Tout le monde connaît le joli roman en prose mêlée de vers que La Fontaine a composé sur les Amours de Psyché et Cupidon, d’après la version d’Apulée. Il était imprimé depuis deux ans lorsque le roi Louis XIV demanda à Molière une pièce à spectacle pour les fêtes du carnaval de l’année 1671. Frappé sans doute des ressources de ce sujet mythologique, rajeuni par le bonhomme, Molière se mit activement à l’œuvre ; mais le temps lui manqua, et il eut recours, pour l’aider, à Corneille et à Quinault.

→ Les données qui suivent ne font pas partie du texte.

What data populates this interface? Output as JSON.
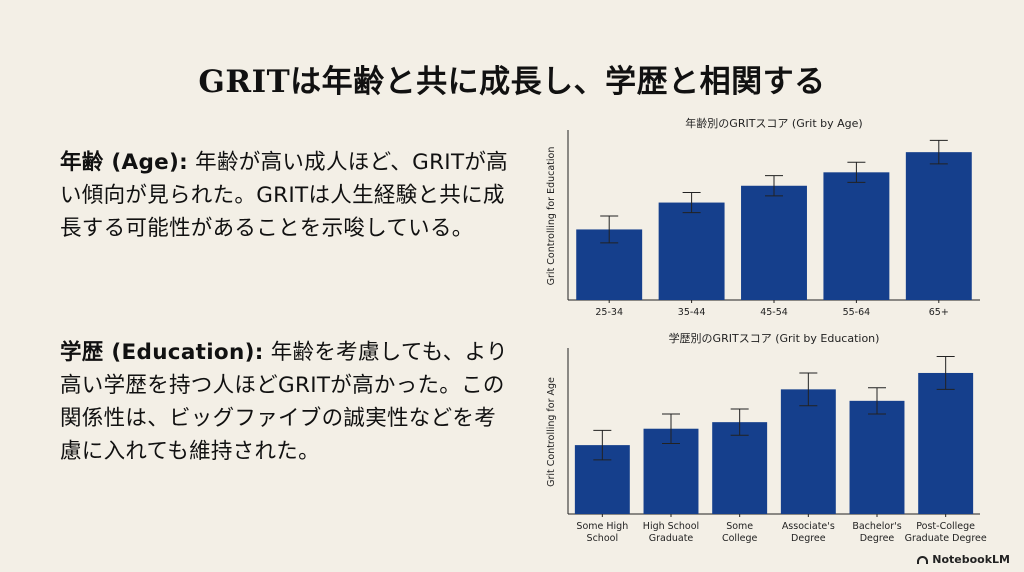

Il n’avait ébauché que le prologue, le premier acte, les premières scènes du second et du troisième. Corneille, alors âgé de soixante-cinq ans, écrivit le reste, et retrouva tout le feu de sa jeunesse pour tracer la scène célèbre où l’Amour se déclare à Psyché. Quinault fît les intermèdes, et Lully les mit en musique. Quelle association brillante, et quels antécédents glorieux pour l’histoire de la collaboration !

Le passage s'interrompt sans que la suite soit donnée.